One in eight high school students is depressed. But depression in teenagers can be deceptive, and authorities estimate that a huge number of depressed teens are undiagnosed. Adults may mistake symptoms as "typical" teen angst, anger, or anxiety. Or the teen may mask the symptoms with high-energy activity.
For parents who suspect their teen is depressed, the system often fails the family. Insurance coverage for treatment ends too soon, there's a months-long wait to see an adolescent therapist, or long-term follow-up is insufficient.
This means parents must take charge of their child's health to reinforce, extend, and monitor treatment and its aftermath.
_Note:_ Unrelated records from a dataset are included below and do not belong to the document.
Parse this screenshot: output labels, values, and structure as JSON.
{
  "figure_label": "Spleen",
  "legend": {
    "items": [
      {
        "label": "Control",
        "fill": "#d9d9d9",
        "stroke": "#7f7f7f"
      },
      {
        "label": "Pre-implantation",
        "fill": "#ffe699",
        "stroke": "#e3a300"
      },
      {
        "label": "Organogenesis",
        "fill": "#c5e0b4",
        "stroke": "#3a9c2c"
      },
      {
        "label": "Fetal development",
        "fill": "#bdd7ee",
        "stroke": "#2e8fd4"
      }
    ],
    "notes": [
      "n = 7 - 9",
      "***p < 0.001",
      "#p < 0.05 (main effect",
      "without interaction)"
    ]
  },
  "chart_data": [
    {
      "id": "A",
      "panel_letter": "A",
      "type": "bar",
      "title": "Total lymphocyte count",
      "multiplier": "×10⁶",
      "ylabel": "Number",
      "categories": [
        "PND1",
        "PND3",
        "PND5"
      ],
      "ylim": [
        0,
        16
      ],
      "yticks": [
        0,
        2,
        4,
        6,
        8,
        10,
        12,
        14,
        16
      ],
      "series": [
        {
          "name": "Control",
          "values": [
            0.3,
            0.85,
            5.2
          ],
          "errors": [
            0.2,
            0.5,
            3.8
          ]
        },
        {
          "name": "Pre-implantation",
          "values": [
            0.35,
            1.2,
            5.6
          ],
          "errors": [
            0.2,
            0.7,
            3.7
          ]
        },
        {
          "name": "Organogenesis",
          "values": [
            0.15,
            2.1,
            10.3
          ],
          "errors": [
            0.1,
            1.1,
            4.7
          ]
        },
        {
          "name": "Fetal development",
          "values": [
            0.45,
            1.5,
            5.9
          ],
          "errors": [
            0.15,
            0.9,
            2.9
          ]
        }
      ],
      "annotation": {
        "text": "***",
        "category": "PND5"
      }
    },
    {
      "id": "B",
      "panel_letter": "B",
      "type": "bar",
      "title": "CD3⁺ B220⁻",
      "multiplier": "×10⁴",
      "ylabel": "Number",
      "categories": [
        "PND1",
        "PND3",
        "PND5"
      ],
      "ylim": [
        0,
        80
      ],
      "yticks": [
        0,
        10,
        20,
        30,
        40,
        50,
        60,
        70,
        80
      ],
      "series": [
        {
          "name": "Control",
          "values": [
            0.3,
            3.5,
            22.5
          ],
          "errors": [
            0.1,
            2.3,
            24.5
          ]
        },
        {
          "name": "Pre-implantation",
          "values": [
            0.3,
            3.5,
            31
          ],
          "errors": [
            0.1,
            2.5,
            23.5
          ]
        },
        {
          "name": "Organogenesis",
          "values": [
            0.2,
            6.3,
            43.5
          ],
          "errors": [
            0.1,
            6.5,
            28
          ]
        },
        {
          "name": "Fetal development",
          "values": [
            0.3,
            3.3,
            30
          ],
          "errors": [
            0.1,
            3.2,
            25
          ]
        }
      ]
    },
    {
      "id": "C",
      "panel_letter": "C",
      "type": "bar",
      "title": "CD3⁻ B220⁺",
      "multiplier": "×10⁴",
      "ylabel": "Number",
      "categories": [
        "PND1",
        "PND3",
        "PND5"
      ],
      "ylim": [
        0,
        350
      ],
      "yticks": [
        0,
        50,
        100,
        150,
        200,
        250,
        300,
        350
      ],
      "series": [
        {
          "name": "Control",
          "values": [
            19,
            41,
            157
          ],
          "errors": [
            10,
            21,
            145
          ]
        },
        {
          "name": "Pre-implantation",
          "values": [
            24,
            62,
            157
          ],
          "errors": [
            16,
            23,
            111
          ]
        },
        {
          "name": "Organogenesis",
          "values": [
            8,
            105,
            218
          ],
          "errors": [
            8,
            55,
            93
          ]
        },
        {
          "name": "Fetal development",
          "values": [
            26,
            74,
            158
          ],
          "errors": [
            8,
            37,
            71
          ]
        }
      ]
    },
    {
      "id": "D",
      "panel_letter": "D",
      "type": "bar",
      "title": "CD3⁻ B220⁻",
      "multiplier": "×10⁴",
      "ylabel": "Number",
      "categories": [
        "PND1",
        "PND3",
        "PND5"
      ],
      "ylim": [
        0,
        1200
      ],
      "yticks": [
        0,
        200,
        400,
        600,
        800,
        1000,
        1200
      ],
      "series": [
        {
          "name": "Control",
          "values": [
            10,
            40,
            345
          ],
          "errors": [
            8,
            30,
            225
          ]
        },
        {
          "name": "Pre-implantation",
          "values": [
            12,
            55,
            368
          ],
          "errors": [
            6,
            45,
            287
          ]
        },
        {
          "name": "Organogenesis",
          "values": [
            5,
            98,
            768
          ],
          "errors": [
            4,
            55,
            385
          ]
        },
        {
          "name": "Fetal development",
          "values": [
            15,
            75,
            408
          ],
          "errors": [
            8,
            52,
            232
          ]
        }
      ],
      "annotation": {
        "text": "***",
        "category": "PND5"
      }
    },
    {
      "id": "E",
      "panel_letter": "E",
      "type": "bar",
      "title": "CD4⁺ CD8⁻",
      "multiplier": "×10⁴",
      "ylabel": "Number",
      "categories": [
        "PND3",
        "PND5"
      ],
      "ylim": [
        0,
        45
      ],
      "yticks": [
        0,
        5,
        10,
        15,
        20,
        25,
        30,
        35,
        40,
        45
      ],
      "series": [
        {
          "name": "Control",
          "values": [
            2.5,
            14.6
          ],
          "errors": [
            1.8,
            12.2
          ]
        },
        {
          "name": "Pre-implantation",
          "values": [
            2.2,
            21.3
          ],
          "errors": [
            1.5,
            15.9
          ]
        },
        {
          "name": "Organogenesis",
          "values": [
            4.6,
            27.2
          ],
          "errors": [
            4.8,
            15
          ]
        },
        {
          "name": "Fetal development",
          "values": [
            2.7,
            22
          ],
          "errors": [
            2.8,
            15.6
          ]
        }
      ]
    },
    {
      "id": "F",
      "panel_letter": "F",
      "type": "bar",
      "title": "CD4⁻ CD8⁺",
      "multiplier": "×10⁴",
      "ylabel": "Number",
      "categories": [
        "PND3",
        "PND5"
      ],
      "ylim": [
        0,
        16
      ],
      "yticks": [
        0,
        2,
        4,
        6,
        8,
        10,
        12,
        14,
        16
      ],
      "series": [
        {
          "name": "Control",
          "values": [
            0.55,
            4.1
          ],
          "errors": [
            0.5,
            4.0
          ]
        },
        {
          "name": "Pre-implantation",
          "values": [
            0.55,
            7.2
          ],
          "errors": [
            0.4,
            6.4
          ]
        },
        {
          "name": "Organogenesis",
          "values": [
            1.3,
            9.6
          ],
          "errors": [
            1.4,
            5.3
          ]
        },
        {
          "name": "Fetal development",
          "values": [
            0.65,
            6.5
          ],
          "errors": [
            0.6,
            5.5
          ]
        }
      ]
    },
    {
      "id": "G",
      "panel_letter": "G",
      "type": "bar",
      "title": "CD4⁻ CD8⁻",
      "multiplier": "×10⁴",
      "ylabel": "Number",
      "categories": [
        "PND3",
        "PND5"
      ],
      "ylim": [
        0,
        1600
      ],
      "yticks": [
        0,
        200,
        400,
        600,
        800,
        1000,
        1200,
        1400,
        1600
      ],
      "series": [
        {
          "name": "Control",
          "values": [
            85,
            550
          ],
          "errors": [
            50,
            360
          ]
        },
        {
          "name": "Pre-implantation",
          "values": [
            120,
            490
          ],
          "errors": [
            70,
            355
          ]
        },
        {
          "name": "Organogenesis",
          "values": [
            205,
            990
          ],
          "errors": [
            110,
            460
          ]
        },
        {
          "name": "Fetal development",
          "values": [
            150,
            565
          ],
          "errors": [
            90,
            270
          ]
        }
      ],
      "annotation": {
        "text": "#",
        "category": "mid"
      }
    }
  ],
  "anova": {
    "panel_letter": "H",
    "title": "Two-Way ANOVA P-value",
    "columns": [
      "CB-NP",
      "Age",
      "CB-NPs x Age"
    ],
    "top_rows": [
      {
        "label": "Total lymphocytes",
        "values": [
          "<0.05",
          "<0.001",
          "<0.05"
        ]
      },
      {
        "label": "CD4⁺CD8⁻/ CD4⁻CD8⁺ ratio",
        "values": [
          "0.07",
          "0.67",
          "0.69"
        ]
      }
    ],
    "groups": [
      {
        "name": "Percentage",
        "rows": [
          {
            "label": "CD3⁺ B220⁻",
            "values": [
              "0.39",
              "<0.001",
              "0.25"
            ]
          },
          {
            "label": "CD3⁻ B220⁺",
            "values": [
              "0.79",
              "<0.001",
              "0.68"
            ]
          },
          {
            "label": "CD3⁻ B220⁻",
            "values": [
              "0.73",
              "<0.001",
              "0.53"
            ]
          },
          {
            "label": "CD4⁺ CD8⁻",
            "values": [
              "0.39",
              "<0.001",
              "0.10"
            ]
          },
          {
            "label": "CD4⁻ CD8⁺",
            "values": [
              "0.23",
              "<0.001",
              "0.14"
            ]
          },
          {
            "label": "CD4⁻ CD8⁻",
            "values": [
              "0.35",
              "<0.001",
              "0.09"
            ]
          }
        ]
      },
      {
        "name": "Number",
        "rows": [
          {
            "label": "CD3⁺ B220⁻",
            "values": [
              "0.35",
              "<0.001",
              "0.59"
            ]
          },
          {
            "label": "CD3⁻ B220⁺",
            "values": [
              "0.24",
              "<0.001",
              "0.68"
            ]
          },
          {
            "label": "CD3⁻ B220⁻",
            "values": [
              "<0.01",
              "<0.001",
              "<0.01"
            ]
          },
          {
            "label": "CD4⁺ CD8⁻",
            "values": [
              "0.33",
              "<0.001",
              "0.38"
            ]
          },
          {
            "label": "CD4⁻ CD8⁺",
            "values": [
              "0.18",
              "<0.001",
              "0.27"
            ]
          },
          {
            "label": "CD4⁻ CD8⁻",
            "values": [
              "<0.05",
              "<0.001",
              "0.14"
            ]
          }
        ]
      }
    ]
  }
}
The good news is they can do it—because parents know their child best.
Although a medical doctor, Dr. Berlinger initially missed the signs of his own son's depression. By combining his parental love with his scientific skills, he developed a set of techniques to lead his son out of depression. Now he shares his 10 Parental Partnering Strategies to help parents rescue their teen from depression—based on his own experiences, nearly 100 interviews with parents of depressed teens, and interviews with mental health professionals.
Increasingly, doctors are asking parents to partner with them to help children get healthy and stay healthy. Partnering has been proven effective in the treatment of other serious emotional illnesses such as anorexia nervosa.
Parents can use Dr. Berlinger's strategies to help distinguish depression from moodiness; be alert to suicide risk; monitor medication effectiveness; help the teen combat negative thinking; organize activities to offset depression; and spot signs of relapse during tense times in their child's life, including exams, relationship breakups, or starting college or a job.
Both a family survival story and a practical guide, this book affirms parents' unique power to help teens overcome depression.
About the Author:
Norman T. Berlinger, M.D., Ph.D., is a bioethicist and a pathologist, following a distinguished career as a surgeon. He writes on health issues and has been published in Discover, the New York Times, Men's Health, and elsewhere. He lives in Minnetonka, Minnesota.